Ordering used to terrify me at this world-renowned coffee store or any coffee shop for that matter.

Now, I have my own card.

Just one swipe and I can add money; order a lemon bar and a tall, leave-room-for-skim, exotic African coffee.

On a hot day, I will daringly order a grande caramel frappechino with whipped cream and a third shot of Espresso.

On a cold day I can now order a venti caramel macchiato with the best of them.

My friend Beth cannot, but she’s getting the hang of it.

My ordering skills surely impress nearby teenagers who were previously thinking I might be seriously “cool” challenged.

Such a checkout I can handle.

Advice to all novices– you must order extremely fast and speak your menu choice with conviction and rattle on as though you are fluent in the coffee shop language.

Next — tackling the big guy of shopping, “the great who-ha”, the discount store.

Is it just I, or does it bother you, too, to be greeted by these bubbly, cheerful seniors?  What is worse is with each passing day, I am one of them.

They work hard at second careers in retirement years, I understand, but they still send shivers down my spine.

I do not want cheerful right now, and another thing, I do not want to be one of them. Is this my future?

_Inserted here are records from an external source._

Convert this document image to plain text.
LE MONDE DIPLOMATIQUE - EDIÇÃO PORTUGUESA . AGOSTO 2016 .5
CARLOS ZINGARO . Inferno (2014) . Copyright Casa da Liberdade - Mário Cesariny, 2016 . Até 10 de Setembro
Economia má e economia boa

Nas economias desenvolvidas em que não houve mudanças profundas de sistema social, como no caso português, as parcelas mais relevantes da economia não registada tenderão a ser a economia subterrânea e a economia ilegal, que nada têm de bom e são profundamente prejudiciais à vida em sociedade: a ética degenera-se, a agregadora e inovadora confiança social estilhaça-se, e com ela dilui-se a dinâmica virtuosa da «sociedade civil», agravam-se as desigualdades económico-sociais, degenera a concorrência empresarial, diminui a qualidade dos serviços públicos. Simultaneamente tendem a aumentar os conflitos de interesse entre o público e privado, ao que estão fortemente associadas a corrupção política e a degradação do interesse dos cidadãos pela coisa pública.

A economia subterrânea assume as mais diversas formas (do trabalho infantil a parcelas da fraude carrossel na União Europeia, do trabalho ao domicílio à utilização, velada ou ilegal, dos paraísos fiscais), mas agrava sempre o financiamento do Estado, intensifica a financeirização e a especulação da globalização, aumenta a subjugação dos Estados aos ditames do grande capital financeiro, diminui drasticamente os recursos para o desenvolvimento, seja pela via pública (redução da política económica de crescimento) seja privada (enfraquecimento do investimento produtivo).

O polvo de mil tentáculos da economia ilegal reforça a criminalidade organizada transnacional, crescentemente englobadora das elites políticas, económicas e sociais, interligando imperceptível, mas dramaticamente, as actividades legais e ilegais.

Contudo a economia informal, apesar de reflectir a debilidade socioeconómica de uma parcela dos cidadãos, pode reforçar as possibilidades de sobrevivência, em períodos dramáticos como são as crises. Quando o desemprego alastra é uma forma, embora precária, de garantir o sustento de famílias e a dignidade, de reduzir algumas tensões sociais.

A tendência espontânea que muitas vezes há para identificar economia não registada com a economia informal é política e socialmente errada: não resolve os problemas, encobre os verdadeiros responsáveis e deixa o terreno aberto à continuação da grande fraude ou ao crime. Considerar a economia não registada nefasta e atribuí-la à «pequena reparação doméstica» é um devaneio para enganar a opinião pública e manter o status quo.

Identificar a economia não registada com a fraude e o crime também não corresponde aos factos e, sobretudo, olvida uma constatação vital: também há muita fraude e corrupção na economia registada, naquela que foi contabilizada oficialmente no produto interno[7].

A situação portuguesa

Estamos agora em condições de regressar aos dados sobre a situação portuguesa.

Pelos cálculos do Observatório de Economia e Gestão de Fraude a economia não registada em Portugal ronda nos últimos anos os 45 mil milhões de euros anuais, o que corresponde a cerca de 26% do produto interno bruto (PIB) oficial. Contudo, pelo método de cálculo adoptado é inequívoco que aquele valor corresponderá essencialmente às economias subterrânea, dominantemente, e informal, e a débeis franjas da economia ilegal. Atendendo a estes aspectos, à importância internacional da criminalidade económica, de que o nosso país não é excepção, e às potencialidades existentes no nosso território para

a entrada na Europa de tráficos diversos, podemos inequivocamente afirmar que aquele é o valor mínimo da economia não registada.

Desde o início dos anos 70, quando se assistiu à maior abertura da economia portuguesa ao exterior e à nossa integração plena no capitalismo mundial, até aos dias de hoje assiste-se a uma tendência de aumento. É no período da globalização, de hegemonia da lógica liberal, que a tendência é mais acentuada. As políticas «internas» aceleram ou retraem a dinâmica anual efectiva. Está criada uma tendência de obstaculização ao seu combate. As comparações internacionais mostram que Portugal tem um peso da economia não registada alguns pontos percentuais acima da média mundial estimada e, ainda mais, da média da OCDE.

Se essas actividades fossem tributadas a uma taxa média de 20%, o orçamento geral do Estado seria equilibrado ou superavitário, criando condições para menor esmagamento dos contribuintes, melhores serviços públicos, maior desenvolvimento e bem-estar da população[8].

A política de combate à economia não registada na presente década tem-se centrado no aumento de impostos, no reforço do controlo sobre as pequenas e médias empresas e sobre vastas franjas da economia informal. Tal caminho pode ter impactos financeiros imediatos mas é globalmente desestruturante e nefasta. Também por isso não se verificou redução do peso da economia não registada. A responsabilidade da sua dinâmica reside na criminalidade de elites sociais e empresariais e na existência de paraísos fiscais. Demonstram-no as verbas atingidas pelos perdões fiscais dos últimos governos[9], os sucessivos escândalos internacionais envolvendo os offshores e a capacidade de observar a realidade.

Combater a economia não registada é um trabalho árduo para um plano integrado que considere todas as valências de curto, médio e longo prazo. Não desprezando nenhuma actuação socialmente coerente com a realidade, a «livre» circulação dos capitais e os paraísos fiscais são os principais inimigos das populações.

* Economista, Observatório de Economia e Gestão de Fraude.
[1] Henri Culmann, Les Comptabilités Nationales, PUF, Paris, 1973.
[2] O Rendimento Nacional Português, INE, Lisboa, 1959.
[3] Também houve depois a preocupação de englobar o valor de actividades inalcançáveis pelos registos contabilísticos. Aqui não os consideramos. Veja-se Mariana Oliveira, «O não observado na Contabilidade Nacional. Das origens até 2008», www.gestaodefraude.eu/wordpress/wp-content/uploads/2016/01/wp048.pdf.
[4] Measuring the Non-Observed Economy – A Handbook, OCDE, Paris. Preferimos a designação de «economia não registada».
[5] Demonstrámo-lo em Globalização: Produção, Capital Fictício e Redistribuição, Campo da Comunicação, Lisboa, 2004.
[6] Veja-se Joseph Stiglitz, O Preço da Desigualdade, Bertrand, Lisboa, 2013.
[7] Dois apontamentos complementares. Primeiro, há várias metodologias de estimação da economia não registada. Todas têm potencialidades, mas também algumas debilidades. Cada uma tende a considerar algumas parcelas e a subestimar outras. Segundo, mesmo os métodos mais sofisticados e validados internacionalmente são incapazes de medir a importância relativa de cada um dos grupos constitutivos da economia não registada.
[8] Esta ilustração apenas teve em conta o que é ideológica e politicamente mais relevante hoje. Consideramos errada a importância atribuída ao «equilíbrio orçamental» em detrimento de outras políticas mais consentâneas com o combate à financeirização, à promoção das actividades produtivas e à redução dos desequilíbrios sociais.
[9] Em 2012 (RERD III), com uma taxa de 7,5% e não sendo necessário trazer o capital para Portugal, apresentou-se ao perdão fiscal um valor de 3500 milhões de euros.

I just got inside the door, and I am already in trouble.

Can’t get the carts apart.

Someone has to help.

A sweet 81-year-old greeter comes over and easily separates them.

I swear I cannot.

It is the arthritis in my wrist, you understand.

Miffed and baffled, I wonder, “How did she do that?” Is it possible she does not have “Arthur” and I do?

Anyway, on with the shopping.

No problem with this.

I can find most everything, but it is time to check out once again.

Now this is tough.

Looming before me are choices…12 items or less, 20 items or less, regular checkout where there are no visible checkers anywhere around, and long lines at checkout 13.

I could try the service counter, but that only works in small discount stores. Counting my items hurriedly, I decide I can make a run at the 12 or less counter.

I hope the checker does not realize I have 15 items.

He doesn’t and I make it fine.

Swipe the debit card and expertly get cash back.

Cool, indeed.

Wish those teenagers could see me now.

Make it to my car and almost into traffic when I realize I left one sack behind. They have that spinning thing with the sacks hanging from a rack. It always hides one on the backside.

Ok, so that checkout wasn’t exactly a success.

With my last sack back in tow, I finally head home, now far too tired to make dinner.

Designed for our convenience, fast food establishments abound. Naturally, it is so easy to detour through the sub shop, and tell myself that has got to be good enough.

One more checkout, pay for the sandwiches and I am “home free.”

“That will be $17.53 please.”


I swipe my Starbucks card; pull out leaving the girl at the sub shop drive-through holding my sack of food, and move carefully into traffic.

Now, I am muttering out loud, sounding frighteningly like George on Seinfeld.  Really, I promise, I could do this once, and I didn’t used to mutter either.